Hats off to Prof. Steven Lubet, whose recent Slate article drew our attention to the ethical problem lawyer Michael Cohen has created for himself. Lubet pointed out that Cohen’s claim that he paid $130,000 of his own money to purchase Stormy Daniels’ silence not only exposes him to having violated federal election laws, but given the fact that it was financial assistance to a client in a contemplated litigation, it was violation of New York’s ethical rules that bar paying money for the financial assistance of a client in those circumstances.

Of course, Cohen could have escaped both the federal election law issue and the ethical rule violation, had he said it was not really his own money, just like it was not really his own reputation or possible election victory he was protecting, but that Trump had, one way or another, provided the funds, using Cohen as a front.

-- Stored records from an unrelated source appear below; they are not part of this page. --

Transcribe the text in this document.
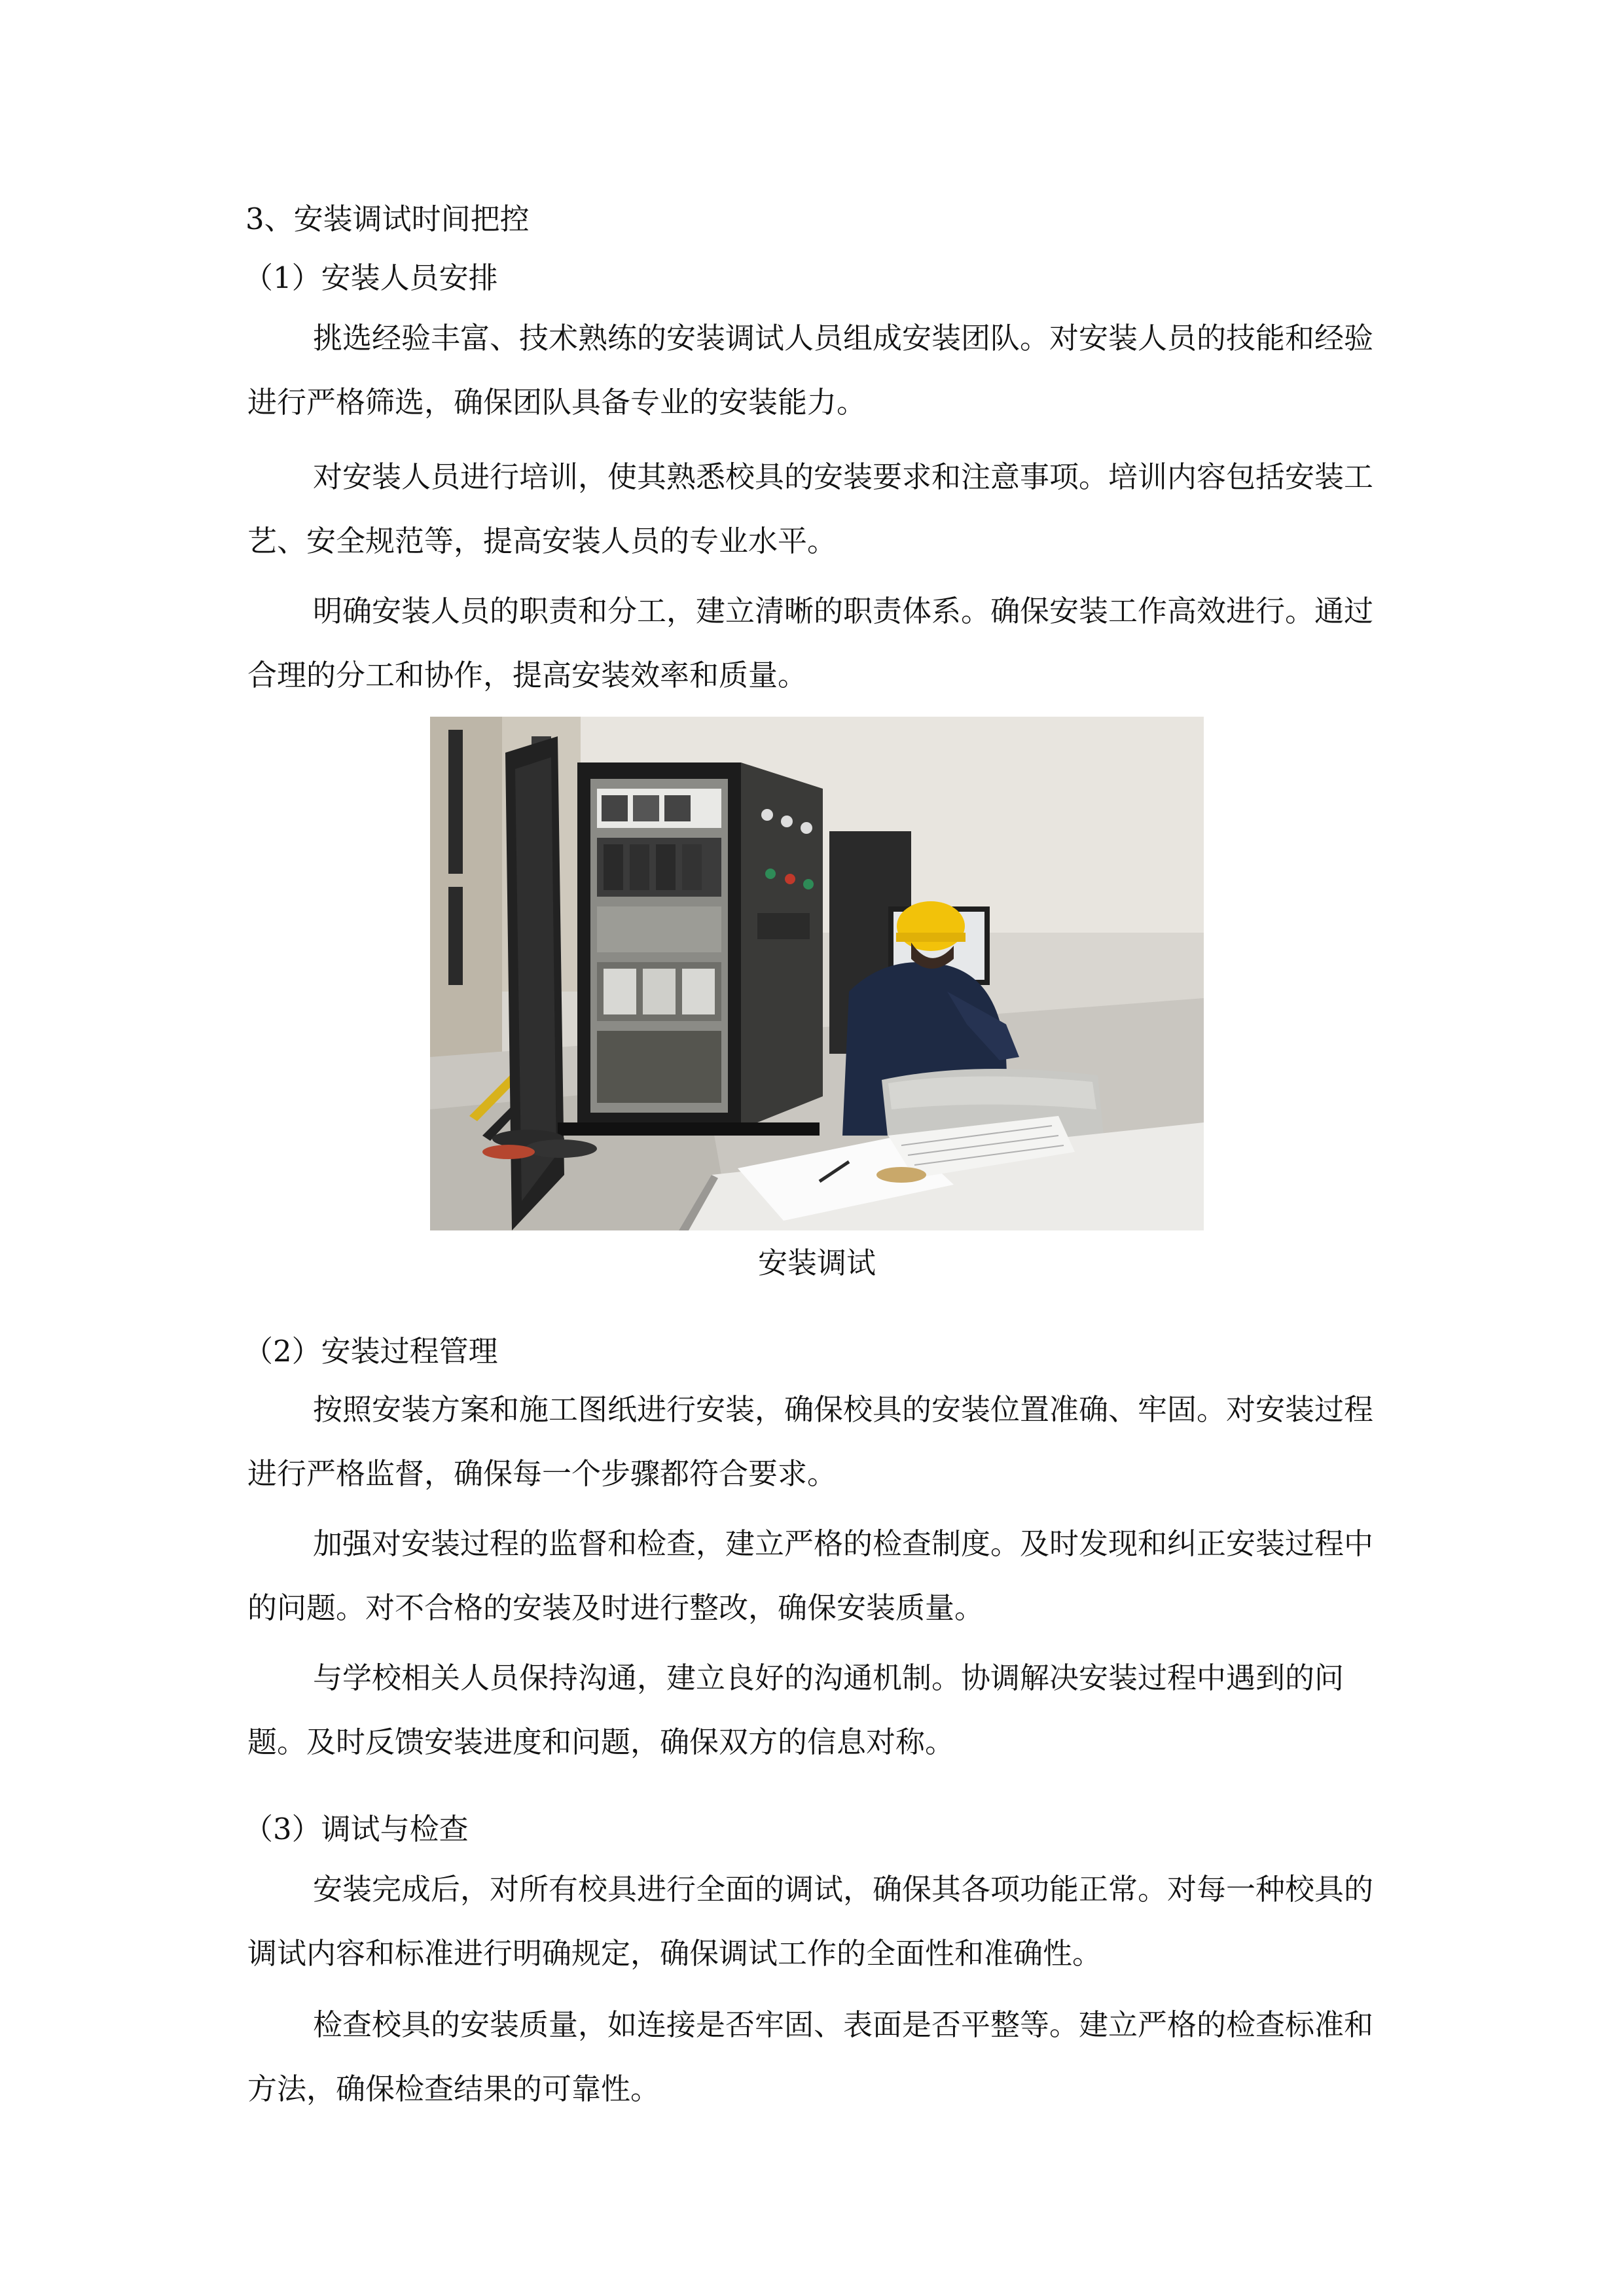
3、安装调试时间把控
（1）安装人员安排

挑选经验丰富、技术熟练的安装调试人员组成安装团队。对安装人员的技能和经验进行严格筛选，确保团队具备专业的安装能力。

对安装人员进行培训，使其熟悉校具的安装要求和注意事项。培训内容包括安装工艺、安全规范等，提高安装人员的专业水平。

明确安装人员的职责和分工，建立清晰的职责体系。确保安装工作高效进行。通过合理的分工和协作，提高安装效率和质量。

安装调试
（2）安装过程管理

按照安装方案和施工图纸进行安装，确保校具的安装位置准确、牢固。对安装过程进行严格监督，确保每一个步骤都符合要求。

加强对安装过程的监督和检查，建立严格的检查制度。及时发现和纠正安装过程中的问题。对不合格的安装及时进行整改，确保安装质量。

与学校相关人员保持沟通，建立良好的沟通机制。协调解决安装过程中遇到的问题。及时反馈安装进度和问题，确保双方的信息对称。

（3）调试与检查

安装完成后，对所有校具进行全面的调试，确保其各项功能正常。对每一种校具的调试内容和标准进行明确规定，确保调试工作的全面性和准确性。

检查校具的安装质量，如连接是否牢固、表面是否平整等。建立严格的检查标准和方法，确保检查结果的可靠性。
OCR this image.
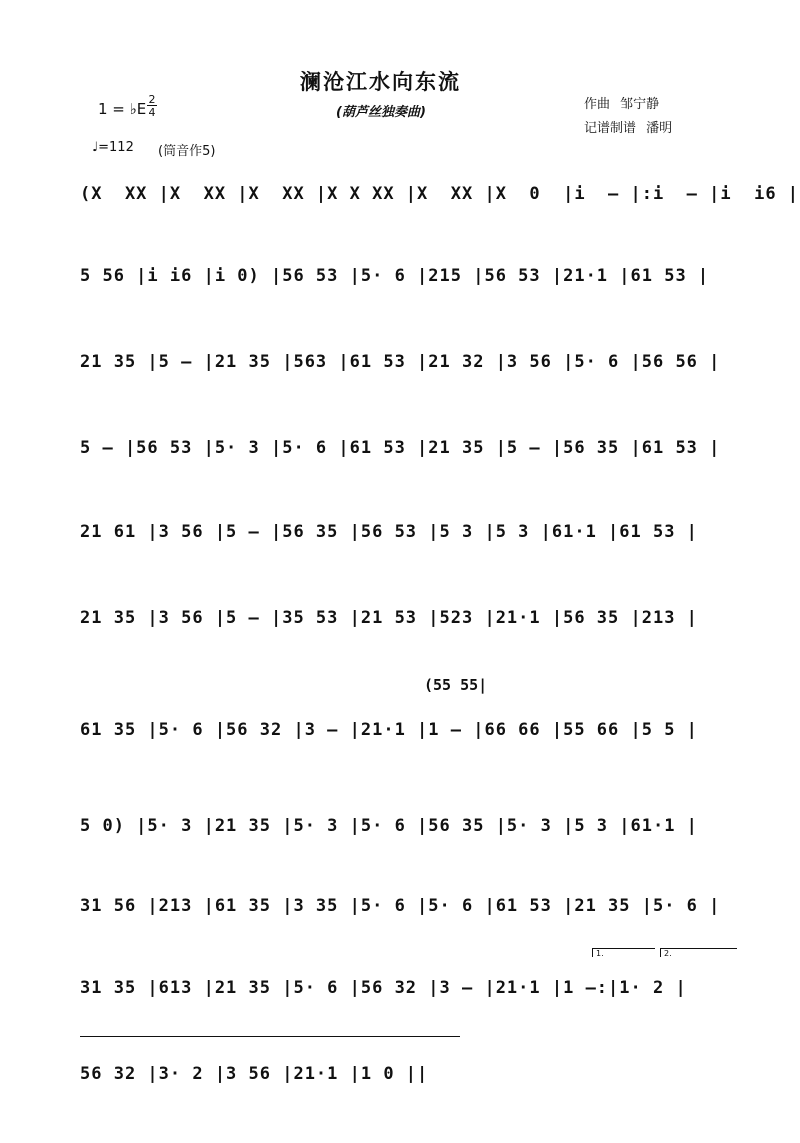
澜沧江水向东流
(葫芦丝独奏曲)
1 = ♭E
2
4
♩=112 (筒音作5)
作曲 邹宁静
记谱制谱 潘明
(X  XX |X  XX |X  XX |X X XX |X  XX |X  0  |i  – |:i  – |i  i6 |
5 56 |i i6 |i 0) |56 53 |5· 6 |215 |56 53 |21·1 |61 53 |
21 35 |5 – |21 35 |563 |61 53 |21 32 |3 56 |5· 6 |56 56 |
5 – |56 53 |5· 3 |5· 6 |61 53 |21 35 |5 – |56 35 |61 53 |
21 61 |3 56 |5 – |56 35 |56 53 |5 3 |5 3 |61·1 |61 53 |
21 35 |3 56 |5 – |35 53 |21 53 |523 |21·1 |56 35 |213 |
(55 55|
61 35 |5· 6 |56 32 |3 – |21·1 |1 – |66 66 |55 66 |5 5 |
5 0) |5· 3 |21 35 |5· 3 |5· 6 |56 35 |5· 3 |5 3 |61·1 |
31 56 |213 |61 35 |3 35 |5· 6 |5· 6 |61 53 |21 35 |5· 6 |
1.	2.
31 35 |613 |21 35 |5· 6 |56 32 |3 – |21·1 |1 –:|1· 2 |
56 32 |3· 2 |3 56 |21·1 |1 0 ||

While those facts would have surprised nobody, Cohen was between a rock and a hard place: Advancing money for Trump’s benefit created one set of problems, but announcing that it was indeed Trump’s money, would have created another problem for him, because Disciplinary Rule 1.8 b) bars a lawyer from releasing information that will “disadvantage” the client. Given that Trump has firmly denied involvement in the matter—even to the extreme of using a fake name and failing to sign the document—an admission by Cohen that his client Trump is, in fact, the mysterious “D.D.,” would certainly be to Trump’s “disadvantage,” both politically and otherwise.